View Full Version : Stoning?

02-08-2014, 11:08 AM
Hello I have heard that one can clean surfaces on the mill and vise using an aluminum oxide India stone. I was wondering what grit stone one would use for this.
Thank you for your help!

02-08-2014, 03:46 PM
Don't do that. These are (or should be) precision-ground surfaces that need to be exactly flat. An abrasive stone like that will remove some of the steel and make the flat surfaces irregular, so they'd never work right again. If you need to clean light corrosion or staining from your mill and vise, some WD-40 and steel wool should do the job.

There is an operation called "lapping" that's done with abrasives, but it's not cleaning; it's done to make irregular surfaces flatter. But that needs to be done very carefully, since if you do it wrong you can ruin your machine.

Andrew Werby

02-08-2014, 09:52 PM

I will disagree with awerby on this. When done properly, stoning reduces the harmful effects of scratches, dings and burs. Any bearing surface with these untreated features is not accurately flat. Some will only be revealed to the naked eye by stoning. You can measure this effect with an indicator and the effect will definitely create problems for doing accurate work. Yes, it is important to choose the correct stone. I use: Slip stones 7145 9242 MSC. It is a soft India stone that costs about $11. Make sure to keep it clean! I use a cheep diamond sharpening pad & WD40 for this and it quickly removes metal that loads up in the stone. As far as removing too much of the surface, I think if you get too vigorous, you could harm the flatness. So make sure to stone the whole table, not just one area. This is regular practice before mounting a vise in most of the shops I've worked in. And make sure to stone the bottom of the vise, too. Hope this helps. - Doug

02-08-2014, 10:42 PM
Let me stick my foot in the water....you are both correct and incorrect, sort of. Stoning the table to knock down the ridges that get pushed up around dings and scratches will not materially affect the overall flatness of the table but it will remove localized high spots that can seriously affect fixtures, vises, etc bolted onto the table surface.

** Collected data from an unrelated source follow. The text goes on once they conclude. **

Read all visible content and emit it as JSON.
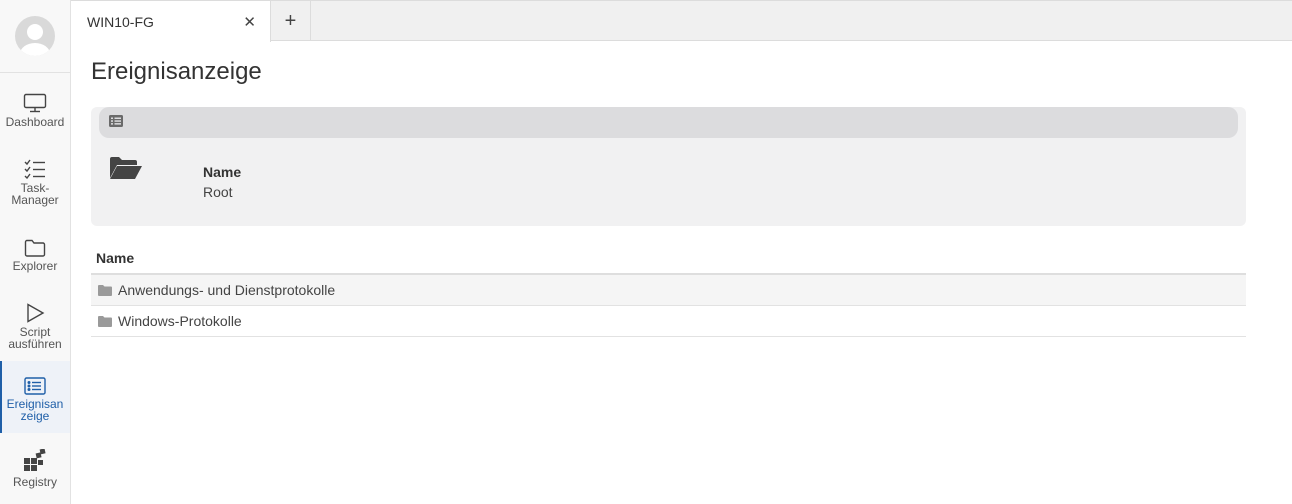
{
  "sidebar": {
    "items": [
      {
        "label": "Dashboard",
        "icon": "monitor-icon",
        "active": false
      },
      {
        "label": "Task-\nManager",
        "icon": "checklist-icon",
        "active": false
      },
      {
        "label": "Explorer",
        "icon": "folder-icon",
        "active": false
      },
      {
        "label": "Script\nausführen",
        "icon": "play-icon",
        "active": false
      },
      {
        "label": "Ereignisan\nzeige",
        "icon": "event-list-icon",
        "active": true
      },
      {
        "label": "Registry",
        "icon": "registry-blocks-icon",
        "active": false
      }
    ]
  },
  "tabs": {
    "active_label": "WIN10-FG",
    "close_glyph": "✕",
    "add_glyph": "+"
  },
  "main": {
    "title": "Ereignisanzeige",
    "info": {
      "label": "Name",
      "value": "Root"
    },
    "table": {
      "header": "Name",
      "rows": [
        {
          "name": "Anwendungs- und Dienstprotokolle"
        },
        {
          "name": "Windows-Protokolle"
        }
      ]
    }
  },
  "colors": {
    "accent": "#1f5fa8",
    "panel": "#f1f1f2",
    "toolbar": "#dcdcde"
  }
}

But stoning the entire table surface to clean is not necessary: as awerby says use steel wool, or Scotchbrite for light corrosion and staining and do not try to clean a corroded or stained surface all the way down to pristine appearance. That does remove material and over a long period can affect accuracy.

02-09-2014, 07:49 AM
Hi Geof,

Eloquent. But scotchbrite should not be used, according to the guy who taught me (a while back, ugh!) I do like to use this stuff: Grizzly.com (http://www.grizzly.com/outlet/Sandflex-60-Grit/G1808) (or finer, down to 120 grit a while ago). Less likely to load the surface with abrasive. I was told scothbrite will. Been using the sandflex stuff for years and it removes the black stuff. You can see the pit left behind by the action of staining, even with the naked eye. But the black is gone and the scratches left must be viewed with a loop (10x or better), not so with scotchbrite, of just about any mesh that I've used. I use the SB for engine turning and cleaning up grinding marks after welding. Works great! - Doug

02-09-2014, 08:12 AM
Ah, cleaning is the operative word in the OP's post. Missed that. But, the sandflex still stands as the best I've used for that purpose.

02-09-2014, 08:47 AM
I recently found the need to stone the precision ground t slot face also. Vise keys set more accurately.
I don't put much pressure when stoning a surface. lightly stone is key word for me, then hand clean all surfaces before setting fixtures.
This is on my procedure list to avoid problems from burs, nicks and lifted edges. "It helps and a required step imho"
I have a few kinds of stones and just for grins I use an old k2 ski edge stone for the small t slot face and normal good quality flat one for table.